Gula Gula - the breakthrough
In 1989 Mari Boine releases Gula Gula which is the music commissioned for the Sami Theatre. Gula Gula - hear the voices of the tribal mothers has an obvious feminist message. Mari embarks on a tour with the Norwegian saxophone player Jan Garbarek and the world; most notably Peter Gabriel takes notice. Gabriel obtains the rights to release Gula Gula on his Real World label. Her international sales skyrocket and Gula Gula goes on to win a Norwegian Grammy in 1989. The title track becomes an anthem for the Sámi and Mari Boine later receives the Sámi council's honourable prize of 1992. Mari Boine was not happy with Gabriel’s Real World label, and releases her next album, Goaskinviellja - Eagle brother (1993) on her own Lean label. The album is another step forward and together with Roger Ludvigsen they dare each other to journey into new musical territory. They also tour extensively world wide with an excellent band. Gâvcci Jahkejuogu - Eight seasons (2002) finds Mari Boine at a crossroad.
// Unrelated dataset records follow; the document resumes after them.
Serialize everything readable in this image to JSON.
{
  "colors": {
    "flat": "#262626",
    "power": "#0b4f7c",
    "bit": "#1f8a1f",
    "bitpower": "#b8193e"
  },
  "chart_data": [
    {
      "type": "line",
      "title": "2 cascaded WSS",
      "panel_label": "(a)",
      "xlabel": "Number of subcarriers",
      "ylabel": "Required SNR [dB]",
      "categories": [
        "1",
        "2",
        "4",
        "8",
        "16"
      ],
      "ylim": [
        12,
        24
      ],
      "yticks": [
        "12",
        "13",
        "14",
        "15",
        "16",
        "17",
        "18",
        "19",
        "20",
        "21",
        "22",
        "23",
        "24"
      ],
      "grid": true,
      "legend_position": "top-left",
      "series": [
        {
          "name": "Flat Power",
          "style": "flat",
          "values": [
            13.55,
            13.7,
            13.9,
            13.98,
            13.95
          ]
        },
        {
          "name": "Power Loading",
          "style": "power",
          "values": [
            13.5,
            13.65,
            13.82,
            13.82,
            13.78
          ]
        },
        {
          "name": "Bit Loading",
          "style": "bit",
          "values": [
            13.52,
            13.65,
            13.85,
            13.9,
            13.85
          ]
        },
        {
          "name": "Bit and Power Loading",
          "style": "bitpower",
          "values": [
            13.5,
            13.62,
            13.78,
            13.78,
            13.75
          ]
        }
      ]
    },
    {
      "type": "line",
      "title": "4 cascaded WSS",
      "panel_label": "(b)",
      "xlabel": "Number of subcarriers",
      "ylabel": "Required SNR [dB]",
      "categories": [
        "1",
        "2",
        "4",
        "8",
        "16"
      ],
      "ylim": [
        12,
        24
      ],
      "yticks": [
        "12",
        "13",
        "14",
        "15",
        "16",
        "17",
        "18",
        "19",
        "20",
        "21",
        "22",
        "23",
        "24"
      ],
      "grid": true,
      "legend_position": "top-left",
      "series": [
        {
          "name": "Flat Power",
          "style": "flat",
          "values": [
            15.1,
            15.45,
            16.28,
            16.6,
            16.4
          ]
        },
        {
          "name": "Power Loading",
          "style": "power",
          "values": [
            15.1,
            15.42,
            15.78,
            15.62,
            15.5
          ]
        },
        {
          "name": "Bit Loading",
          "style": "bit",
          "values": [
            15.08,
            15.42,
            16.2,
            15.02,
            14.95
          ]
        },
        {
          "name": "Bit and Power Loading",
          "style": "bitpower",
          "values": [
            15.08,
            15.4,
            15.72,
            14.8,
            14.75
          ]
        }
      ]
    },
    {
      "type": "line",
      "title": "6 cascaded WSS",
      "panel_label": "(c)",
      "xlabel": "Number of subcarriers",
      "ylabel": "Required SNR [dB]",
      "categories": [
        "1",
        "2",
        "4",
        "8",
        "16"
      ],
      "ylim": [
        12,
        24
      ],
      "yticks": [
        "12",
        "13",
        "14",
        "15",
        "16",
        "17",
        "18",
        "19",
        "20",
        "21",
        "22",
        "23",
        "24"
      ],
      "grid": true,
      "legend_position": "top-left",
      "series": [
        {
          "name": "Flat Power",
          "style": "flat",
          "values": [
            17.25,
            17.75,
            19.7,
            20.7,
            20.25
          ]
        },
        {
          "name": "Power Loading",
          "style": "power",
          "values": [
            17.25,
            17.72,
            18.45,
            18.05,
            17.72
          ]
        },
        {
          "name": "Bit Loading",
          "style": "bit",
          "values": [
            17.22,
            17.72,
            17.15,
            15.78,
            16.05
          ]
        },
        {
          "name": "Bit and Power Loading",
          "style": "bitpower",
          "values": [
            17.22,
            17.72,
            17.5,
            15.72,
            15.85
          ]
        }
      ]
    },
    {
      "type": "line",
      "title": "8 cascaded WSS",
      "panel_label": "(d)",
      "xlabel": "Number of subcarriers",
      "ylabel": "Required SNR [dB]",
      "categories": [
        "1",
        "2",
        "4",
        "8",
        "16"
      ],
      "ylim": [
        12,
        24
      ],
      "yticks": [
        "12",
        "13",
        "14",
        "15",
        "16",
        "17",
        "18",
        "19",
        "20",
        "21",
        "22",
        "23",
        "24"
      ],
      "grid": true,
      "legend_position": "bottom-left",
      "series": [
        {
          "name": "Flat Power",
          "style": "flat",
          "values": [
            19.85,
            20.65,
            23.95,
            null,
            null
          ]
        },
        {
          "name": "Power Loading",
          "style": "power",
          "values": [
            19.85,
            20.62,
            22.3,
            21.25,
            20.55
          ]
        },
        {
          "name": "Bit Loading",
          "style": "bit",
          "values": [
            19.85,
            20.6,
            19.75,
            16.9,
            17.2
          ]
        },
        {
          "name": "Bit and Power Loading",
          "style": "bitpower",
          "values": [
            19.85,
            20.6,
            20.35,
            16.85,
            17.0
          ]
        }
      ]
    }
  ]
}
She dismantles her band, and hooks up with ground breaking Norwegian jazz pianist and producer Bugge Wesseltoft. Inspired by the emerging and highly potent Norwegian techno/house scene Mari once again looks to transcend borders.
Nordic Music Award
Mari has gained the confidence in her art to let go and includes both her new band and Bugge in the creative process. The music materializes in an electronic, cool, almost chic but still unmistakably Mari Boine album. The album is released to rave reviews and she later invites several techno/house artists to do brilliant reworks of her songs. In 2003 she receives the highly prestigious Nordic Music Award by the Nordic Council. Mari spends the prize money on a traditional long riverboat vowing that “no journalist will ever enter it!” reflecting as much as anything her growing celebrity and need of refuge. In 2006 Mari Boine releases the beautiful Idjagiedas returning with elements of her trademark serene organic sound - almost like a consolidation before entering new territories. With clues to what is coming next, she flavours Idjagiedas with the African instruments gimbre, kora and the mbira. On her 2009 album Čuovgga Áirras/Sterna Paradisea Mari Boine goes to South Africa. Collaborating with amazing husky voiced South African singers, Mari’s pristine clarity creates the perfect contrast on some of her best songs ever. Many of the almost hymn like songs draw glimpses of her past while Mari Boine forever looking forward continues to fascinate and prepares her listeners to journey onward along her endless border.
Following a new pathway
With the 2011 compilation release Boine looks back on a career that hold more that most musicians dear to dream of. She started off as a rebellious young musician opposing years of oppression of the Sámi people. Now she is more focused on the beauty in music and speaking the Sami cause is not her first priority. Presenting music in English is one way of showing that her music is more than politics.